A FLAT fee of €290 a year should be paid to all GPs caring for patients over 70 with medical cards, according to a report presented to Government yesterday.
The report was compiled by Eddie Sullivan, chair of the Public Appointments Service, after considering more than 70 submissions made in recent days by individual doctors, the Irish Medical Organisation (which represents GPs), the Health Service Executive (HSE) and members of the public.
In his report Mr Sullivan notes GPs get paid an average annual capitation fee of €640 for treating over-70s who automatically got a medical card without a means test, while they get paid an average of €162 a year for looking after those over-70s who already had medical cards by virtue of a means test before they reached their 70th birthday.
His report, published last evening, states the existing "two-tiered payments arrangements" introduced in 2001 when medical cards were given to all over-70s, regardless of means, favour GPs and GP practices where there are a high number of automatic entitlement medical card holders.
It also points out that the total number of medical card holders aged 70 and over has been increasing by between 2.5 per cent and 3 per cent per annum in recent years, "while those issued on an automatic entitlement basis have been increasing at over 7 per cent".
It puts the number of over-70s who have medical cards without a means test at 139,035 and the numbers with cards who previously had a means test before reaching 70 at 214,397.
"The total capitation cost for the provision of medical cards to those aged 70 and over is estimated at over €121 million, based on current capitation rates and numbers at the beginning of October 2008. The cost of the automatic entitlement cards is €88 million and €33 million in respect of the means-tested cards."
Mr Sullivan looked at several options when asked to set a single capitation fee for all GPs caring for over-70s as part of the Government's drive to save €100 million next year, having abolished the automatic entitlement by over-70s to medical cards.
His report says that to set the new rate equal to the existing average fee paid to GPs treating over-70s who were means-tested in the past (ie, €162) would "be impractical and unfair to GPs".
He states: "It could impact on the engagement of GPs in the delivery of primary healthcare and could jeopardise the primary care service which is generally recognised as playing a central role in the overall efficiency of the public health system."
On the other hand, to set the rate towards the top end of what is paid at present would be excessive, he said. "Having considered the various submissions, the existing fees and cost structure, the decision to set a single rate and the budgetary context, I have come to the conclusion that a single annual capitation rate of €290 would be appropriate and I recommend accordingly."

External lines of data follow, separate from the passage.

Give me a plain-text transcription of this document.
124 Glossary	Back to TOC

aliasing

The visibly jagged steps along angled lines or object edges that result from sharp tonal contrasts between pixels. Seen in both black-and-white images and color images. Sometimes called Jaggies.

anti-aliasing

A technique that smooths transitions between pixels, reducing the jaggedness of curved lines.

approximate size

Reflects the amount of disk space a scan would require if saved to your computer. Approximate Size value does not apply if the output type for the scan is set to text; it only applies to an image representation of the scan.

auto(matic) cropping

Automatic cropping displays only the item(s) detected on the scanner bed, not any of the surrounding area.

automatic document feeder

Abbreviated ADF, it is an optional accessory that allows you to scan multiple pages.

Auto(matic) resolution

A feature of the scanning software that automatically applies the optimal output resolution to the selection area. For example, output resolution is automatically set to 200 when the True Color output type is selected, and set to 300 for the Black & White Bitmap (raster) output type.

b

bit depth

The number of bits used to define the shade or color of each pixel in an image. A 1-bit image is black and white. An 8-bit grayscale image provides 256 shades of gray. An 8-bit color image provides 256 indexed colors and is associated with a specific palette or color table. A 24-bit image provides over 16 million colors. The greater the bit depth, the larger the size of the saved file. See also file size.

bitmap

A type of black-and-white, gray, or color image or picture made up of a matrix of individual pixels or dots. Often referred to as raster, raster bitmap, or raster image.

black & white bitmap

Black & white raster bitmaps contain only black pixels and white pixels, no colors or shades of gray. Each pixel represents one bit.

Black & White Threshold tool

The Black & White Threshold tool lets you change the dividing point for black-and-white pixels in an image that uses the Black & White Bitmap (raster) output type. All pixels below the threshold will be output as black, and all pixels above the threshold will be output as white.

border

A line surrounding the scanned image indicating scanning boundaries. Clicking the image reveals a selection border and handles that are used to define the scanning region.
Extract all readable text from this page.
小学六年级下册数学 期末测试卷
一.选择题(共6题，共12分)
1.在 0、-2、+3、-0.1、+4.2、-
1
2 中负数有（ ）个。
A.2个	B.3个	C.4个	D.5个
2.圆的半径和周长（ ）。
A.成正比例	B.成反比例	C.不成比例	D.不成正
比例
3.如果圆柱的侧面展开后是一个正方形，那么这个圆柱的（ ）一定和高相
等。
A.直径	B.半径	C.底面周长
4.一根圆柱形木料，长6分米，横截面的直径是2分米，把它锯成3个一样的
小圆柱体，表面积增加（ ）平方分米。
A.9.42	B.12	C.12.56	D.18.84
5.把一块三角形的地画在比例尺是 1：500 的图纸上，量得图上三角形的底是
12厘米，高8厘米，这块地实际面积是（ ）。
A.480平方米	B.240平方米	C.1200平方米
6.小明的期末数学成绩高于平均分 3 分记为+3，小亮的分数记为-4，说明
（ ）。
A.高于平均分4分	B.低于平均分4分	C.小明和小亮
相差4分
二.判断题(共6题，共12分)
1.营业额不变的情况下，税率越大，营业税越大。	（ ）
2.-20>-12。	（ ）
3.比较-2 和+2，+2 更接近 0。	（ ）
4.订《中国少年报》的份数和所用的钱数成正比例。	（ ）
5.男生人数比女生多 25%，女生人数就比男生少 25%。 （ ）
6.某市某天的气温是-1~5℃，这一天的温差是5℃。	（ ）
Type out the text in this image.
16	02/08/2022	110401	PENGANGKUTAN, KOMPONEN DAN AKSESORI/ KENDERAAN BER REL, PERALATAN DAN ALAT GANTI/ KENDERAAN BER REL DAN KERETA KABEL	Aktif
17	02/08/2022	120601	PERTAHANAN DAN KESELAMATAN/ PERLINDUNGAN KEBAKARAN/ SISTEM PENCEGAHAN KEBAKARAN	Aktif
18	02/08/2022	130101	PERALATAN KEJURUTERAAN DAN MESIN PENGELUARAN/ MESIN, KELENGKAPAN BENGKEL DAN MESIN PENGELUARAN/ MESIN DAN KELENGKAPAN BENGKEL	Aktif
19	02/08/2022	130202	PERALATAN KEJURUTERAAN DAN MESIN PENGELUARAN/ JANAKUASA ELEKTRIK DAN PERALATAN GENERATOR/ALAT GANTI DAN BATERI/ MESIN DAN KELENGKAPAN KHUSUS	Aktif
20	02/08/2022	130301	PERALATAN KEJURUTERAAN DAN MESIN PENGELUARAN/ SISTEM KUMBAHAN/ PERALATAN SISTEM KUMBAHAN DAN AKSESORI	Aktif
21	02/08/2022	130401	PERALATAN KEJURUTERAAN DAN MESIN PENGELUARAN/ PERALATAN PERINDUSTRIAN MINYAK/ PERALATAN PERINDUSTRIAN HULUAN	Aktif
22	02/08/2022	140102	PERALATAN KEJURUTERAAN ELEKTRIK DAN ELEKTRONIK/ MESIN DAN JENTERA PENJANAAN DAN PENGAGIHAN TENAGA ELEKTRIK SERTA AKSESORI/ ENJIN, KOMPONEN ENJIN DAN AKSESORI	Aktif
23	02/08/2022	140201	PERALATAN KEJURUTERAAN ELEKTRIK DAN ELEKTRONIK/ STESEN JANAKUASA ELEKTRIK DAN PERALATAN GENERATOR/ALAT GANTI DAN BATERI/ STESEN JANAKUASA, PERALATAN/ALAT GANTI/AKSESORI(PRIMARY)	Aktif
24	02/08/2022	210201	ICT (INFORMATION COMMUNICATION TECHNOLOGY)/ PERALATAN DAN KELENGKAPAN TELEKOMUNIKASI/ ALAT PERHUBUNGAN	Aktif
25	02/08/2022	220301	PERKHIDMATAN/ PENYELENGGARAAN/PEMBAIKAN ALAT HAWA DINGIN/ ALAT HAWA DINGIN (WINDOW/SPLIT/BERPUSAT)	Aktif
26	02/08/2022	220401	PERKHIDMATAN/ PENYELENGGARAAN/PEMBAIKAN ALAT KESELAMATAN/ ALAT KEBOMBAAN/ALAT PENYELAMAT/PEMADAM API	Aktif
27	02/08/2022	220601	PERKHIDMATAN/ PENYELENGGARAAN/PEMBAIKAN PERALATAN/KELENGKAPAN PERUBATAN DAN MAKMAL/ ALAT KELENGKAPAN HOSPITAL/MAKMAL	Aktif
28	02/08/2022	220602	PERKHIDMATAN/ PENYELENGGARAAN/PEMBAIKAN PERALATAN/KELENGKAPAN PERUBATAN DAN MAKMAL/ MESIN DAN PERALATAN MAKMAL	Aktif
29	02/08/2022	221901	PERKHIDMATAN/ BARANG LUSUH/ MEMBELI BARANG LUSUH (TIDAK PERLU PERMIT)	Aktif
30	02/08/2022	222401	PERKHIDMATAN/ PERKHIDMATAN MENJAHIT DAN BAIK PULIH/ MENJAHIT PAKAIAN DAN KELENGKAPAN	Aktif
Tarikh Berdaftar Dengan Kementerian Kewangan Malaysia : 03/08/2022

His report says: "This would mean increases in overall fees for some GPs and a reduction for others, depending on practice mix."
He estimates his recommendation will save €16 million in 2009.
The report says the €290 would go up when the two 2.5 per cent increases that are payable under Towards 2016 are paid and when the supplementary out-of-hours fee of €3.89 paid to GPs is included. These payments will bring the actual fee paid to GPs in due course to €308.39.
The submissions he received he said raised many interesting issues. He noted some submissions highlighted "the inherent inequity in the current two-tier system", while others "pointed out that the higher capitation rate payable for non-means-tested over-70s was an opportunity taken by many GPs to upgrade practices through investment and that the additional monies were used to cross-subsidise the amount received for means-tested patients. It was stated that reductions in capitation payments could lead to cuts in services."
Some submissions also maintained the rates payable in respect of means-tested medical cards were too low to adequately reflect the range of services provided and also stressed that the over-70s cohort requires more frequent and more complex consultations.